# Scikit-Learn Cheat Sheet
Scikit-learn is a robust and popular library for machine learning based on Python, NumPy, SciPy and Matplotlib. It consists a selection of common tools for machine learning and statistical modeling, for example, classification, regression, clustering and dimensionality reduction. This document summaries the functions you may use with Scikit-Learn.

## Workflow of a basic example
This section shows the workflow of solving a classfication problem using machine learning.

In [None]:
from sklearn import datasets
from sklearn.model_selection import train_test_split
from sklearn.preprocessing import StandardScaler
from sklearn.neighbors import KNeighborsClassifier
from sklearn.metrics import accuracy_score

iris = datasets.load_iris() #1.Preprocessing
X, y = iris.data, iris.target
X_train, X_test, y_train, y_test = train_test_split(X, y, random_state = 0)
X_train_std = StandardScaler().fit_transform(X_train)
X_test_std = StandardScaler().fit_transform(X_test)
knc = KNeighborsClassifier(n_neighbors=3) #2.Model creation
knc.fit(X_train_std,y_train) #3.Model fitting
y_pred = knc.predict(X_test_std) #4.Prediction
accuracy_score(y_test, y_pred) #5.Performance evaluation

# 1.Data Preprocessing


### Data set
The data set here consists of a 150x4 numpy.ndarray of 3 different types of irises (Setosa, Versicolour, and Virginica). The rows are the samples and the columns areg Sepal Length, Sepal Width, Petal Length and Petal Width.
* Number of Instances:
150 (50 in each of three classes)
* Attributes:
sepal length, sepal width, petal length, petal width (cm)
* Class:
Iris-Setosa, Iris-Versicolour, Iris-Virginica

In [None]:
# Import data
from sklearn import datasets
iris = datasets.load_iris()
X, y = iris.data[:,:4], iris.target

### Taining and test data
train_test_split: this function split arrays or matrices into random train and test subsets. The default proprtions are 0.75 and 0.25

In [None]:
# Split training and test data
from sklearn.model_selection import train_test_split
X_train, X_test, y_train, y_test = train_test_split(X, y, random_state = 0)

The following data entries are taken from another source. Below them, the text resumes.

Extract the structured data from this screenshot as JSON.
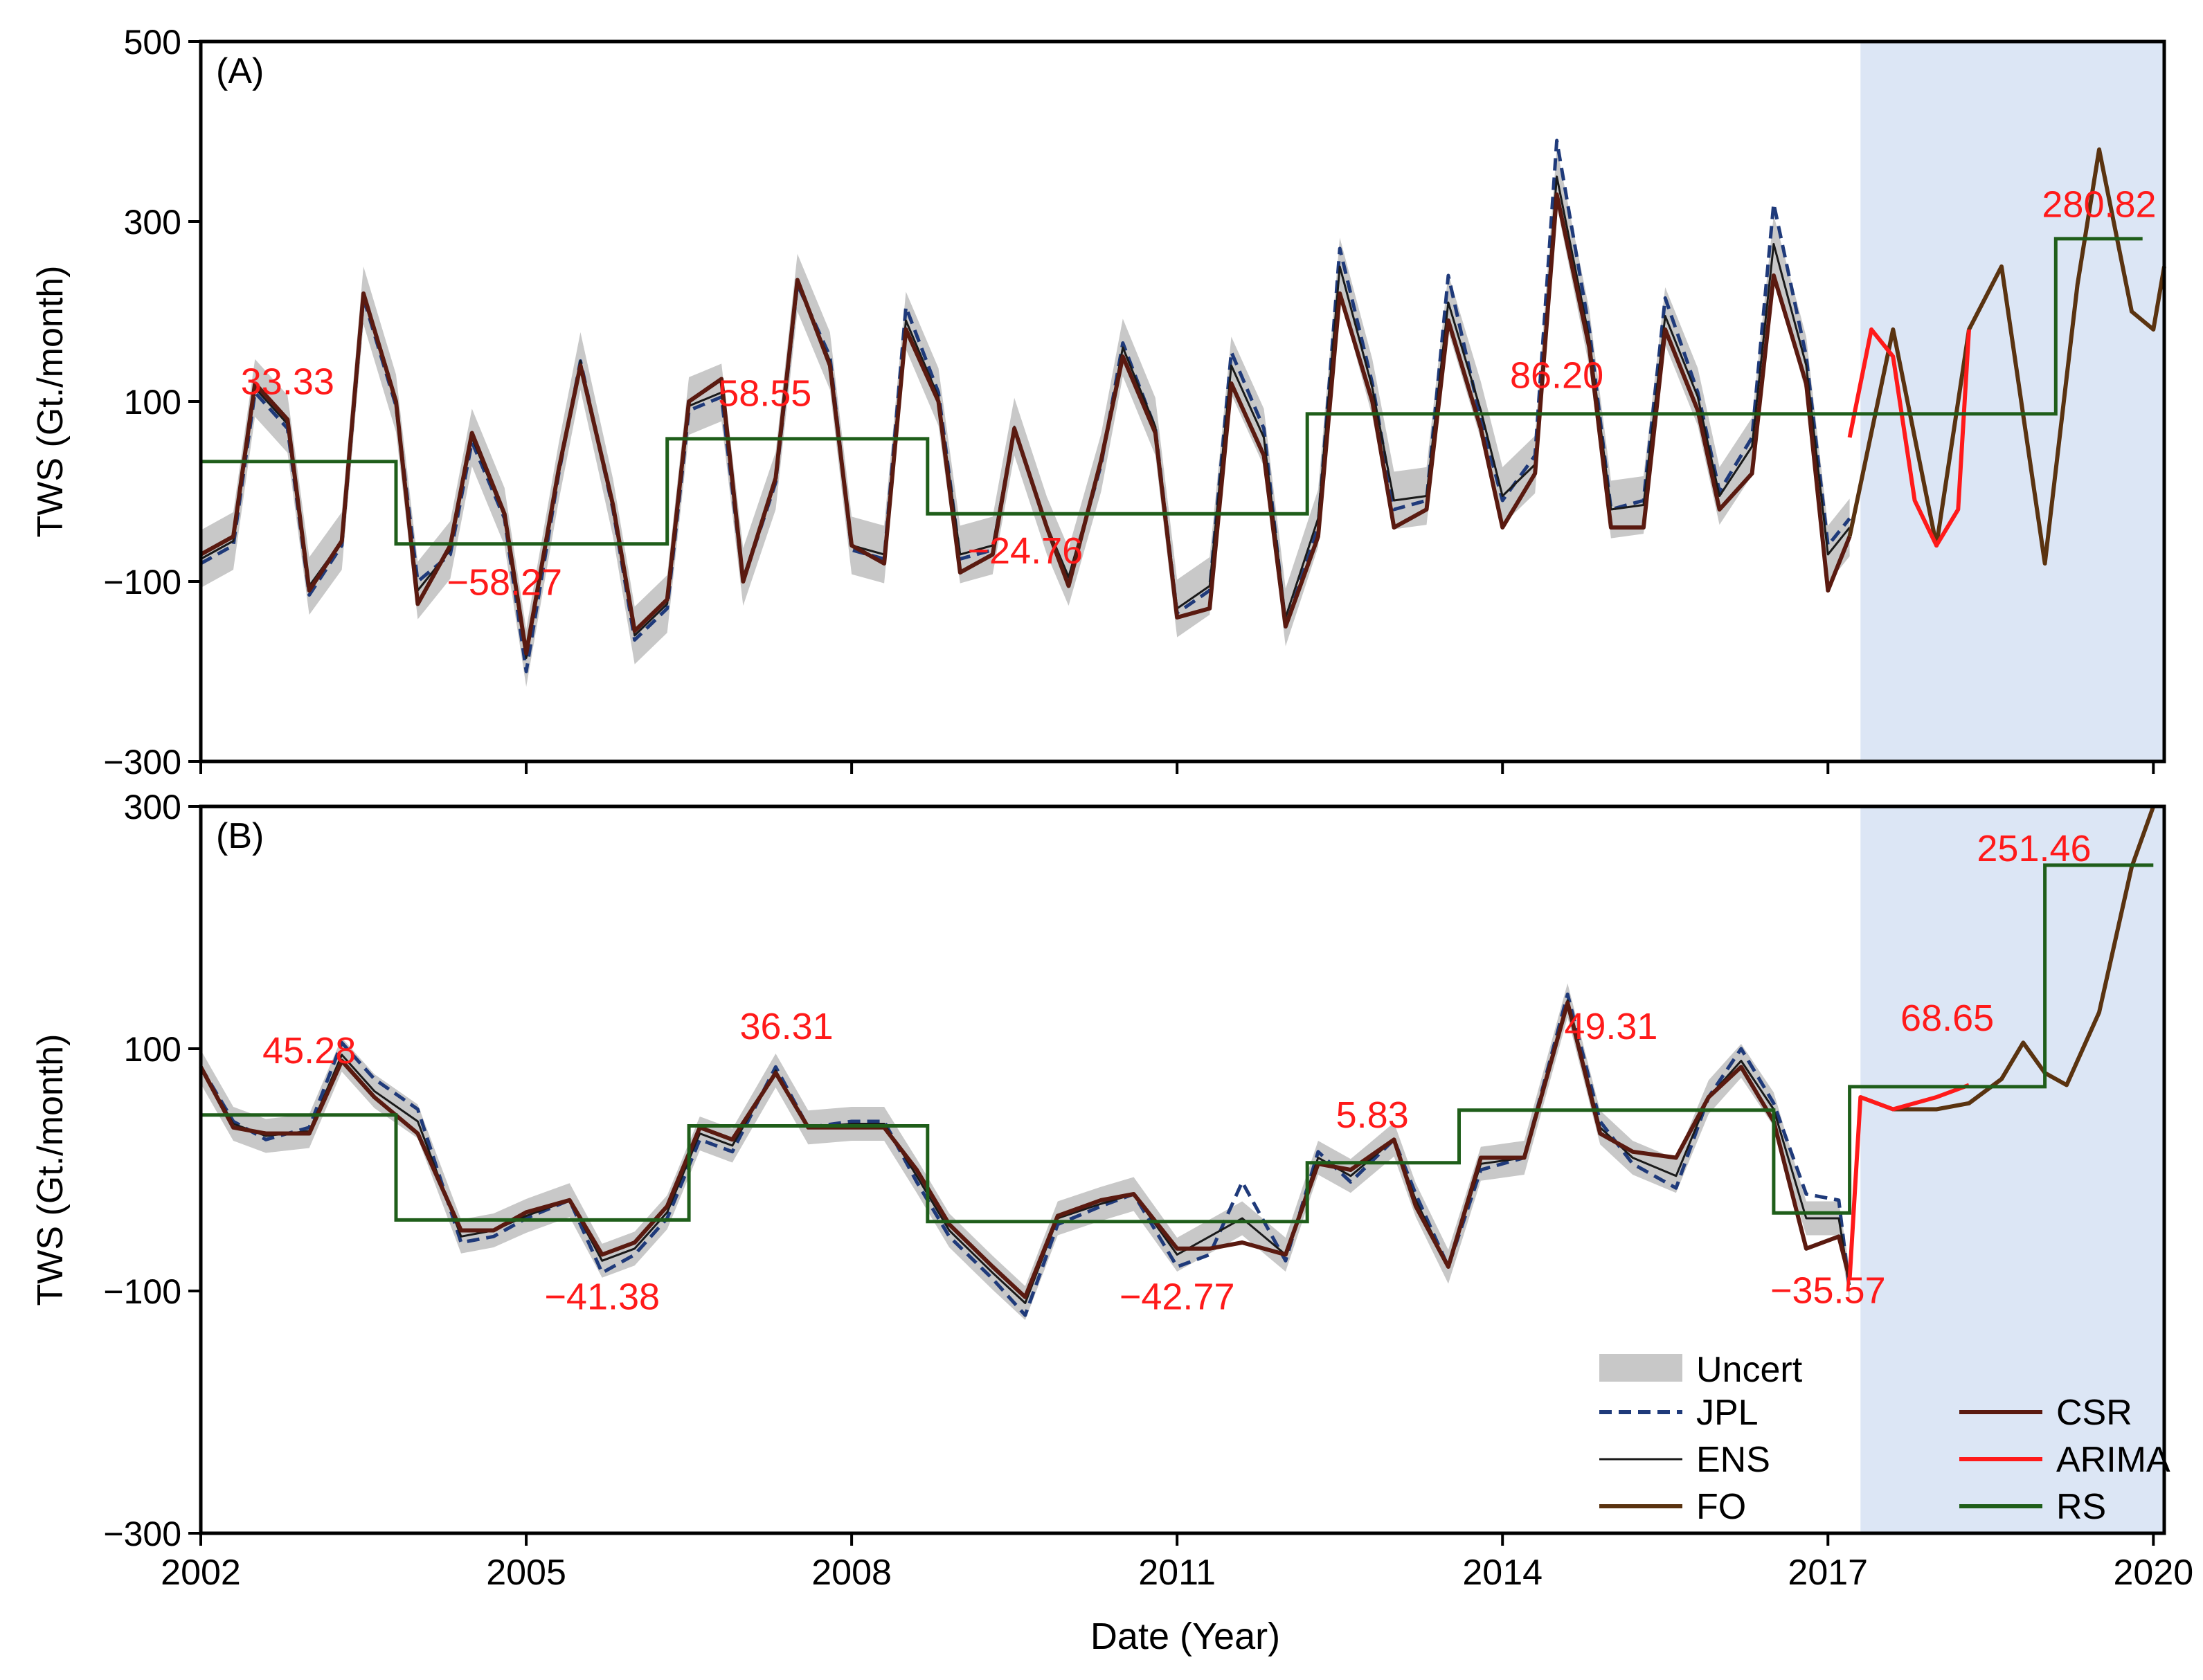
{
  "figure": {
    "xlabel": "Date (Year)",
    "colors": {
      "shade": "#dce6f5",
      "uncert": "#c8c8c8",
      "jpl": "#1f3a7a",
      "ens": "#1a1a1a",
      "csr": "#5a1a10",
      "fo": "#5a3310",
      "arima": "#ff1a1a",
      "rs": "#1f5e1a",
      "annot": "#ff1a1a"
    }
  },
  "chart_data": [
    {
      "type": "line",
      "panel_label": "(A)",
      "ylabel": "TWS (Gt./month)",
      "ylim": [
        -300,
        500
      ],
      "yticks": [
        "500",
        "300",
        "100",
        "−100",
        "−300"
      ],
      "ytick_values": [
        500,
        300,
        100,
        -100,
        -300
      ],
      "xlim": [
        2002,
        2020.1
      ],
      "xticks": [
        2002,
        2005,
        2008,
        2011,
        2014,
        2017,
        2020
      ],
      "shaded_region": [
        2017.3,
        2020.1
      ],
      "series": [
        {
          "name": "JPL",
          "x": [
            2002.0,
            2002.3,
            2002.5,
            2002.8,
            2003.0,
            2003.3,
            2003.5,
            2003.8,
            2004.0,
            2004.3,
            2004.5,
            2004.8,
            2005.0,
            2005.3,
            2005.5,
            2005.8,
            2006.0,
            2006.3,
            2006.5,
            2006.8,
            2007.0,
            2007.3,
            2007.5,
            2007.8,
            2008.0,
            2008.3,
            2008.5,
            2008.8,
            2009.0,
            2009.3,
            2009.5,
            2009.8,
            2010.0,
            2010.3,
            2010.5,
            2010.8,
            2011.0,
            2011.3,
            2011.5,
            2011.8,
            2012.0,
            2012.3,
            2012.5,
            2012.8,
            2013.0,
            2013.3,
            2013.5,
            2013.8,
            2014.0,
            2014.3,
            2014.5,
            2014.8,
            2015.0,
            2015.3,
            2015.5,
            2015.8,
            2016.0,
            2016.3,
            2016.5,
            2016.8,
            2017.0,
            2017.2
          ],
          "values": [
            -80,
            -60,
            110,
            70,
            -115,
            -60,
            215,
            95,
            -100,
            -70,
            55,
            -30,
            -200,
            20,
            145,
            -20,
            -165,
            -130,
            90,
            105,
            -100,
            10,
            230,
            150,
            -65,
            -75,
            205,
            110,
            -75,
            -65,
            70,
            -40,
            -100,
            30,
            165,
            70,
            -135,
            -110,
            155,
            70,
            -150,
            -40,
            270,
            120,
            -20,
            -10,
            240,
            80,
            -10,
            40,
            390,
            180,
            -20,
            -10,
            215,
            110,
            0,
            60,
            320,
            150,
            -60,
            -30
          ]
        },
        {
          "name": "ENS",
          "x": [
            2002.0,
            2002.3,
            2002.5,
            2002.8,
            2003.0,
            2003.3,
            2003.5,
            2003.8,
            2004.0,
            2004.3,
            2004.5,
            2004.8,
            2005.0,
            2005.3,
            2005.5,
            2005.8,
            2006.0,
            2006.3,
            2006.5,
            2006.8,
            2007.0,
            2007.3,
            2007.5,
            2007.8,
            2008.0,
            2008.3,
            2008.5,
            2008.8,
            2009.0,
            2009.3,
            2009.5,
            2009.8,
            2010.0,
            2010.3,
            2010.5,
            2010.8,
            2011.0,
            2011.3,
            2011.5,
            2011.8,
            2012.0,
            2012.3,
            2012.5,
            2012.8,
            2013.0,
            2013.3,
            2013.5,
            2013.8,
            2014.0,
            2014.3,
            2014.5,
            2014.8,
            2015.0,
            2015.3,
            2015.5,
            2015.8,
            2016.0,
            2016.3,
            2016.5,
            2016.8,
            2017.0,
            2017.2
          ],
          "values": [
            -75,
            -55,
            115,
            75,
            -105,
            -55,
            218,
            98,
            -110,
            -65,
            60,
            -28,
            -185,
            22,
            145,
            -18,
            -160,
            -125,
            95,
            110,
            -95,
            12,
            232,
            145,
            -60,
            -70,
            190,
            105,
            -70,
            -60,
            72,
            -38,
            -95,
            32,
            160,
            72,
            -130,
            -105,
            140,
            60,
            -140,
            -30,
            250,
            115,
            -10,
            -5,
            210,
            90,
            -5,
            30,
            350,
            170,
            -20,
            -15,
            195,
            105,
            -5,
            50,
            275,
            140,
            -70,
            -40
          ]
        },
        {
          "name": "CSR",
          "x": [
            2002.0,
            2002.3,
            2002.5,
            2002.8,
            2003.0,
            2003.3,
            2003.5,
            2003.8,
            2004.0,
            2004.3,
            2004.5,
            2004.8,
            2005.0,
            2005.3,
            2005.5,
            2005.8,
            2006.0,
            2006.3,
            2006.5,
            2006.8,
            2007.0,
            2007.3,
            2007.5,
            2007.8,
            2008.0,
            2008.3,
            2008.5,
            2008.8,
            2009.0,
            2009.3,
            2009.5,
            2009.8,
            2010.0,
            2010.3,
            2010.5,
            2010.8,
            2011.0,
            2011.3,
            2011.5,
            2011.8,
            2012.0,
            2012.3,
            2012.5,
            2012.8,
            2013.0,
            2013.3,
            2013.5,
            2013.8,
            2014.0,
            2014.3,
            2014.5,
            2014.8,
            2015.0,
            2015.3,
            2015.5,
            2015.8,
            2016.0,
            2016.3,
            2016.5,
            2016.8,
            2017.0,
            2017.2
          ],
          "values": [
            -70,
            -50,
            120,
            80,
            -110,
            -55,
            220,
            100,
            -125,
            -60,
            65,
            -25,
            -180,
            25,
            140,
            -15,
            -155,
            -120,
            100,
            125,
            -100,
            15,
            235,
            140,
            -60,
            -80,
            180,
            100,
            -90,
            -70,
            70,
            -40,
            -105,
            35,
            150,
            65,
            -140,
            -130,
            120,
            40,
            -150,
            -50,
            220,
            100,
            -40,
            -20,
            190,
            70,
            -40,
            20,
            330,
            160,
            -40,
            -40,
            180,
            90,
            -20,
            20,
            240,
            120,
            -110,
            -50
          ]
        },
        {
          "name": "FO",
          "x": [
            2017.2,
            2017.6,
            2018.0,
            2018.3,
            2018.6,
            2019.0,
            2019.3,
            2019.5,
            2019.8,
            2020.0,
            2020.1
          ],
          "values": [
            -50,
            180,
            -60,
            180,
            250,
            -80,
            230,
            380,
            200,
            180,
            250
          ]
        },
        {
          "name": "ARIMA",
          "x": [
            2017.2,
            2017.4,
            2017.6,
            2017.8,
            2018.0,
            2018.2,
            2018.3
          ],
          "values": [
            60,
            180,
            150,
            -10,
            -60,
            -20,
            180
          ]
        },
        {
          "name": "RS",
          "type": "step",
          "segments": [
            [
              2002.0,
              2003.8,
              33.33
            ],
            [
              2003.8,
              2006.3,
              -58.27
            ],
            [
              2006.3,
              2008.7,
              58.55
            ],
            [
              2008.7,
              2012.2,
              -24.76
            ],
            [
              2012.2,
              2019.1,
              86.2
            ],
            [
              2019.1,
              2019.9,
              280.82
            ]
          ]
        }
      ],
      "annotations": [
        {
          "text": "33.33",
          "x": 2002.8,
          "y": 108
        },
        {
          "text": "−58.27",
          "x": 2004.8,
          "y": -115
        },
        {
          "text": "58.55",
          "x": 2007.2,
          "y": 95
        },
        {
          "text": "−24.76",
          "x": 2009.6,
          "y": -80
        },
        {
          "text": "86.20",
          "x": 2014.5,
          "y": 115
        },
        {
          "text": "280.82",
          "x": 2019.5,
          "y": 305
        }
      ]
    },
    {
      "type": "line",
      "panel_label": "(B)",
      "ylabel": "TWS (Gt./month)",
      "ylim": [
        -300,
        300
      ],
      "yticks": [
        "300",
        "100",
        "−100",
        "−300"
      ],
      "ytick_values": [
        300,
        100,
        -100,
        -300
      ],
      "xlim": [
        2002,
        2020.1
      ],
      "xticks": [
        2002,
        2005,
        2008,
        2011,
        2014,
        2017,
        2020
      ],
      "xticklabels": [
        "2002",
        "2005",
        "2008",
        "2011",
        "2014",
        "2017",
        "2020"
      ],
      "shaded_region": [
        2017.3,
        2020.1
      ],
      "series": [
        {
          "name": "JPL",
          "x": [
            2002.0,
            2002.3,
            2002.6,
            2003.0,
            2003.3,
            2003.6,
            2004.0,
            2004.4,
            2004.7,
            2005.0,
            2005.4,
            2005.7,
            2006.0,
            2006.3,
            2006.6,
            2006.9,
            2007.3,
            2007.6,
            2008.0,
            2008.3,
            2008.6,
            2008.9,
            2009.3,
            2009.6,
            2009.9,
            2010.3,
            2010.6,
            2011.0,
            2011.3,
            2011.6,
            2012.0,
            2012.3,
            2012.6,
            2013.0,
            2013.2,
            2013.5,
            2013.8,
            2014.2,
            2014.6,
            2014.9,
            2015.2,
            2015.6,
            2015.9,
            2016.2,
            2016.5,
            2016.8,
            2017.1,
            2017.2
          ],
          "values": [
            85,
            40,
            25,
            35,
            105,
            75,
            50,
            -60,
            -55,
            -40,
            -25,
            -85,
            -70,
            -40,
            25,
            15,
            85,
            35,
            40,
            40,
            -10,
            -55,
            -90,
            -120,
            -45,
            -30,
            -20,
            -80,
            -70,
            -10,
            -75,
            15,
            -10,
            25,
            -20,
            -80,
            0,
            10,
            145,
            40,
            5,
            -15,
            60,
            100,
            55,
            -20,
            -25,
            -100
          ]
        },
        {
          "name": "ENS",
          "x": [
            2002.0,
            2002.3,
            2002.6,
            2003.0,
            2003.3,
            2003.6,
            2004.0,
            2004.4,
            2004.7,
            2005.0,
            2005.4,
            2005.7,
            2006.0,
            2006.3,
            2006.6,
            2006.9,
            2007.3,
            2007.6,
            2008.0,
            2008.3,
            2008.6,
            2008.9,
            2009.3,
            2009.6,
            2009.9,
            2010.3,
            2010.6,
            2011.0,
            2011.3,
            2011.6,
            2012.0,
            2012.3,
            2012.6,
            2013.0,
            2013.2,
            2013.5,
            2013.8,
            2014.2,
            2014.6,
            2014.9,
            2015.2,
            2015.6,
            2015.9,
            2016.2,
            2016.5,
            2016.8,
            2017.1,
            2017.2
          ],
          "values": [
            85,
            38,
            28,
            32,
            95,
            65,
            40,
            -55,
            -50,
            -38,
            -25,
            -75,
            -65,
            -35,
            30,
            20,
            82,
            35,
            38,
            38,
            -5,
            -50,
            -85,
            -110,
            -40,
            -28,
            -20,
            -70,
            -55,
            -40,
            -70,
            10,
            -5,
            25,
            -25,
            -80,
            5,
            10,
            140,
            35,
            10,
            -5,
            60,
            90,
            50,
            -40,
            -40,
            -95
          ]
        },
        {
          "name": "CSR",
          "x": [
            2002.0,
            2002.3,
            2002.6,
            2003.0,
            2003.3,
            2003.6,
            2004.0,
            2004.4,
            2004.7,
            2005.0,
            2005.4,
            2005.7,
            2006.0,
            2006.3,
            2006.6,
            2006.9,
            2007.3,
            2007.6,
            2008.0,
            2008.3,
            2008.6,
            2008.9,
            2009.3,
            2009.6,
            2009.9,
            2010.3,
            2010.6,
            2011.0,
            2011.3,
            2011.6,
            2012.0,
            2012.3,
            2012.6,
            2013.0,
            2013.2,
            2013.5,
            2013.8,
            2014.2,
            2014.6,
            2014.9,
            2015.2,
            2015.6,
            2015.9,
            2016.2,
            2016.5,
            2016.8,
            2017.1,
            2017.2
          ],
          "values": [
            85,
            35,
            30,
            30,
            90,
            60,
            30,
            -50,
            -50,
            -35,
            -25,
            -70,
            -60,
            -30,
            35,
            25,
            80,
            35,
            35,
            35,
            0,
            -45,
            -80,
            -105,
            -38,
            -25,
            -20,
            -65,
            -65,
            -60,
            -70,
            5,
            0,
            25,
            -30,
            -80,
            10,
            10,
            138,
            30,
            15,
            10,
            60,
            85,
            40,
            -65,
            -55,
            -90
          ]
        },
        {
          "name": "FO",
          "x": [
            2017.3,
            2017.6,
            2018.0,
            2018.3,
            2018.6,
            2018.8,
            2019.0,
            2019.2,
            2019.5,
            2019.8,
            2020.0
          ],
          "values": [
            60,
            50,
            50,
            55,
            75,
            105,
            80,
            70,
            130,
            250,
            300
          ]
        },
        {
          "name": "ARIMA",
          "x": [
            2017.2,
            2017.3,
            2017.6,
            2018.0,
            2018.3
          ],
          "values": [
            -90,
            60,
            50,
            60,
            70
          ]
        },
        {
          "name": "RS",
          "type": "step",
          "segments": [
            [
              2002.0,
              2003.8,
              45.28
            ],
            [
              2003.8,
              2006.5,
              -41.38
            ],
            [
              2006.5,
              2008.7,
              36.31
            ],
            [
              2008.7,
              2012.2,
              -42.77
            ],
            [
              2012.2,
              2013.6,
              5.83
            ],
            [
              2013.6,
              2016.5,
              49.31
            ],
            [
              2016.5,
              2017.2,
              -35.57
            ],
            [
              2017.2,
              2019.0,
              68.65
            ],
            [
              2019.0,
              2020.0,
              251.46
            ]
          ]
        }
      ],
      "annotations": [
        {
          "text": "45.28",
          "x": 2003.0,
          "y": 88
        },
        {
          "text": "−41.38",
          "x": 2005.7,
          "y": -115
        },
        {
          "text": "36.31",
          "x": 2007.4,
          "y": 108
        },
        {
          "text": "−42.77",
          "x": 2011.0,
          "y": -115
        },
        {
          "text": "5.83",
          "x": 2012.8,
          "y": 35
        },
        {
          "text": "49.31",
          "x": 2015.0,
          "y": 108
        },
        {
          "text": "68.65",
          "x": 2018.1,
          "y": 115
        },
        {
          "text": "−35.57",
          "x": 2017.0,
          "y": -110
        },
        {
          "text": "251.46",
          "x": 2018.9,
          "y": 255
        }
      ]
    }
  ],
  "legend": {
    "placement": "bottom-right",
    "items": [
      {
        "label": "Uncert",
        "kind": "band",
        "color_key": "uncert"
      },
      {
        "label": "JPL",
        "kind": "dashed",
        "color_key": "jpl"
      },
      {
        "label": "CSR",
        "kind": "line",
        "color_key": "csr"
      },
      {
        "label": "ENS",
        "kind": "line-thin",
        "color_key": "ens"
      },
      {
        "label": "ARIMA",
        "kind": "line",
        "color_key": "arima"
      },
      {
        "label": "FO",
        "kind": "line",
        "color_key": "fo"
      },
      {
        "label": "RS",
        "kind": "line",
        "color_key": "rs"
      }
    ]
  }
}
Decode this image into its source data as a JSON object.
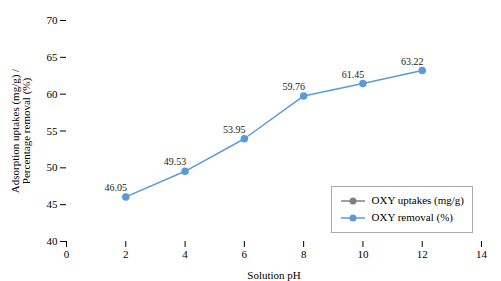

### Feature Scaling - Standardization
Standardization of datasets is a common requirement for many machine learning estimators, and it is needed when:
* Distribution of the data is normal distribution
* Features of input dataset have large differences between their ranges
* Zero mean and unit standard deviation are needed
* Each of the attributes need to contribute equally to the analysis
* Remove outliers impact (standardization does not have a bounding range)

In [None]:
# Standardization (z score = (x – μ) / σ ) 
scaler = StandardScaler().fit(X_train)
X_train_standardized = scaler.transform(X_train)
X_test_standardized = scaler.transform(X_test)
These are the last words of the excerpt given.